The cost of electrical resistivity monitoring

The cost of electrical resistivity monitoring can be divided in three categories. These are upfront costs, system maintenance costs and costs associated with data acquisition, processing and analysis.

 Upfront costs

Upfront costs include the cost of field hardware (multi electrode resistivity system and multi electrode cables and electrodes), and the associated field-based infrastructure (for instance in many cases a field trailer, power and some kind of communication equipment), as well as system deployment and installation costs. These upfront costs can be substantial: typically they range from thirty thousand dollars for a small system to hundreds of thousands of dollars for large systems.

 System Maintenance Costs

Maintenance costs are the second cost component. These include both costs associated with communications (e.g. wireless data plans), labor costs and costs related to system or component failure. For instance, as electrical resistivity systems are connected to the ground by numerous electrodes they are quite vulnerable to lightning strike damage which may necessitate swapping out part or all of the electronics. Similarly, cables may be chewed through by native wildlife, and wildfires may sweep through areas and burn down equipment. 

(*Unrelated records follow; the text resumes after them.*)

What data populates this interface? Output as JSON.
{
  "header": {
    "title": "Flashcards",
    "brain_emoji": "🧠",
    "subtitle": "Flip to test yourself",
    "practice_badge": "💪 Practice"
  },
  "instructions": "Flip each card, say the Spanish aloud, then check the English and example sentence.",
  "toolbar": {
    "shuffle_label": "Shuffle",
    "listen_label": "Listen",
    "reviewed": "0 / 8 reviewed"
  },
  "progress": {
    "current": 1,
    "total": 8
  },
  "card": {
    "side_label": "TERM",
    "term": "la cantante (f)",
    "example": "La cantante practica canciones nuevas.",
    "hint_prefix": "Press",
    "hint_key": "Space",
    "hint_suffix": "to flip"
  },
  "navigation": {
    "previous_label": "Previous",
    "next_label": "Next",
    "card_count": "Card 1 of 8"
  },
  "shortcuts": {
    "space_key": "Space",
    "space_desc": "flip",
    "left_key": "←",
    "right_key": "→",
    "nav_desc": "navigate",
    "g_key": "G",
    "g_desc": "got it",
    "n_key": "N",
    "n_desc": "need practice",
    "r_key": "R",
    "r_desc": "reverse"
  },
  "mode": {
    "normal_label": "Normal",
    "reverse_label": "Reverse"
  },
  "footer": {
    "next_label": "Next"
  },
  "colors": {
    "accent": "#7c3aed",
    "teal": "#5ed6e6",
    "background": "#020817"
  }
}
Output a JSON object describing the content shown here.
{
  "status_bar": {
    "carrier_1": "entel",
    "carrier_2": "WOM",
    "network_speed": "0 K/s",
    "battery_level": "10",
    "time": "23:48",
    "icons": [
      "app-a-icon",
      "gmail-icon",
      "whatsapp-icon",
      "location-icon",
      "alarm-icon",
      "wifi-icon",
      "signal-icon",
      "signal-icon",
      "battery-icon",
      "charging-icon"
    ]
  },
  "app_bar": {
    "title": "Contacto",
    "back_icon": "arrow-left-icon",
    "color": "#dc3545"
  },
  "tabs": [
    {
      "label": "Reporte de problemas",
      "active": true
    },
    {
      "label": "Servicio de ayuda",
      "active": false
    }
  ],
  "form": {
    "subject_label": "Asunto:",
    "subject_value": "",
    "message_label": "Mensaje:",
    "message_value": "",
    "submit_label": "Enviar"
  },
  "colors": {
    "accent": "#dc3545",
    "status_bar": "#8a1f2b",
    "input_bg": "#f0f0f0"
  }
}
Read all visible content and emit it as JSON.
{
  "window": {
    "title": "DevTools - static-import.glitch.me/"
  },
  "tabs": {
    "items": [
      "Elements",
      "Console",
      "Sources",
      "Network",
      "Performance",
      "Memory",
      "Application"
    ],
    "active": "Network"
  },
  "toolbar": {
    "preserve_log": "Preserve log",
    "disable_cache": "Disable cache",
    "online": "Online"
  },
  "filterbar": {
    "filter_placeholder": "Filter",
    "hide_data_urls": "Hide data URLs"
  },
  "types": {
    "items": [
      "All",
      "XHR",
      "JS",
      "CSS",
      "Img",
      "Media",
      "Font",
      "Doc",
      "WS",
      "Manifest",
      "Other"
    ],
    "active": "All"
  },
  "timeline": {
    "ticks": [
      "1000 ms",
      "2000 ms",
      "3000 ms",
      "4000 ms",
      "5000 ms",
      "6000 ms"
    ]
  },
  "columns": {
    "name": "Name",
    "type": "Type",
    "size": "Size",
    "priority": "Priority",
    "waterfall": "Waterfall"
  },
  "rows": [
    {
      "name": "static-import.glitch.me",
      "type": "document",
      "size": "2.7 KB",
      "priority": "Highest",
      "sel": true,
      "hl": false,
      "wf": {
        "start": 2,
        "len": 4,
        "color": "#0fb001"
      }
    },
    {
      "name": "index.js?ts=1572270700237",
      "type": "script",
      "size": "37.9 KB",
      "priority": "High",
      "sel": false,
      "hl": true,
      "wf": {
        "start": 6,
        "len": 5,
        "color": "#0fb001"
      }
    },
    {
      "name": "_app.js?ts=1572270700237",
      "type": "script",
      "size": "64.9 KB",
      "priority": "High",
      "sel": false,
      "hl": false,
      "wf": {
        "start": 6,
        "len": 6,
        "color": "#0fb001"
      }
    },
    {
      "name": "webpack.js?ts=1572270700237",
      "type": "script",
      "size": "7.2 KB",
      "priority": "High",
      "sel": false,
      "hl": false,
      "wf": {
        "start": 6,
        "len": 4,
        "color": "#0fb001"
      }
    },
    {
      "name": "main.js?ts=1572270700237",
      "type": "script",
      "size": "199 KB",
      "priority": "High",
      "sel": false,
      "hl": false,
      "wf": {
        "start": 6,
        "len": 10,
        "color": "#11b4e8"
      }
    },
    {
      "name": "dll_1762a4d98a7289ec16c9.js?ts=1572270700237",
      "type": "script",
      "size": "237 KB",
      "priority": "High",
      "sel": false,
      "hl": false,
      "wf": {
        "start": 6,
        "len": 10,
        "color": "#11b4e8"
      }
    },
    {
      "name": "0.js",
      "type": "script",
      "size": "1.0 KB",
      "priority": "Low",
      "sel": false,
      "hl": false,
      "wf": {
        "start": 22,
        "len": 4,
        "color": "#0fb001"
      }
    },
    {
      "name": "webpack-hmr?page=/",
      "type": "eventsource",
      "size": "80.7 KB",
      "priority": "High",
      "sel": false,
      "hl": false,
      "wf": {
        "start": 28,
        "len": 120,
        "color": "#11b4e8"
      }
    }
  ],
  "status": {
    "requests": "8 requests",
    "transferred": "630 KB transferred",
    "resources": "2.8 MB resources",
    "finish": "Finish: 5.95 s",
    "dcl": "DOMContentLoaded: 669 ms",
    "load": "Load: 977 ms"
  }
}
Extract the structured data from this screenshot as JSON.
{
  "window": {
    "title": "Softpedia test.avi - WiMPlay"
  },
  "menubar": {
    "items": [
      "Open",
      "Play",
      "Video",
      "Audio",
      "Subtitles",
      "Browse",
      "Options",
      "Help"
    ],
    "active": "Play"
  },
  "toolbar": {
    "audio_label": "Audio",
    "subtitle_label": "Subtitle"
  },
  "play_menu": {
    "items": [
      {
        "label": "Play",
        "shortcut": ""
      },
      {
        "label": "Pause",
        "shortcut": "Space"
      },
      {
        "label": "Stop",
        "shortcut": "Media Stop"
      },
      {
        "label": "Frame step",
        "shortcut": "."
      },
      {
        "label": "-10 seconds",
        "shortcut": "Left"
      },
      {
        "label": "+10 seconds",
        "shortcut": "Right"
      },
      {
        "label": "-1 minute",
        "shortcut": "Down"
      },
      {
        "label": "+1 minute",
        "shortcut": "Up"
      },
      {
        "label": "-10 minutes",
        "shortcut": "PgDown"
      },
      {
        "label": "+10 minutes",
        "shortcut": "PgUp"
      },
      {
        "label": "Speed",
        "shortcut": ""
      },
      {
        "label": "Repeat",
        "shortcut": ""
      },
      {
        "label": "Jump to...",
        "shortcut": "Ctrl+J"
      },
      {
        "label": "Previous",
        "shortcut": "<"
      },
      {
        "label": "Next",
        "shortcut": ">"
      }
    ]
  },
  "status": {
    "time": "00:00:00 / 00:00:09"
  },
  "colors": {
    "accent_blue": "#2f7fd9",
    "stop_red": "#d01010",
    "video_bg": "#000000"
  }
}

While it is hard to completely avoid system failure, maintenance costs can be reduced by implementing robust diagnostic capabilities as part of the system and by having a system design which allows users to field replace modular components (rather than requiring field systems to be sent back across country borders with all the attendant paperwork and costs). In addition, systems can be designed to stop acquisition when lightning occurs in the vicinity. This could reduce the impact of lightning strikes. 

Acquisition, processing, analysis and reporting costs

The final cost components are those associated with data acquisition, processing, analysis and reporting. These are typically all labor costs. 

Note that in academic environments (where research typically occurs as part of PhD projects and where labor is student labor which is “free” or low cost) this labor cost is often not accounted for as a true project cost. However, the same does not hold true for operational environments such as engineering firms or water production companies. In these environments, labor and equipment dollars are equivalent.

Labor required for data acquisition, processing and analysis costs for 4D ERT can be substantial. Getting a precise estimate of these costs is challenging but based on the experience of the authors something on the order of 0.2 full time equivalent (FTE) for each 4D ERT system is probably a realistic (and likely conservative) estimate. 

In order to make electrical resistivity monitoring affordable all costs should be minimized. This motivated the approach by Subsurface Insights to build its own electrical resistivity hardware, and to automate all aspects of data acquisition, processing, analysis and reporting through the use of a cloud based cyberinfrastructure.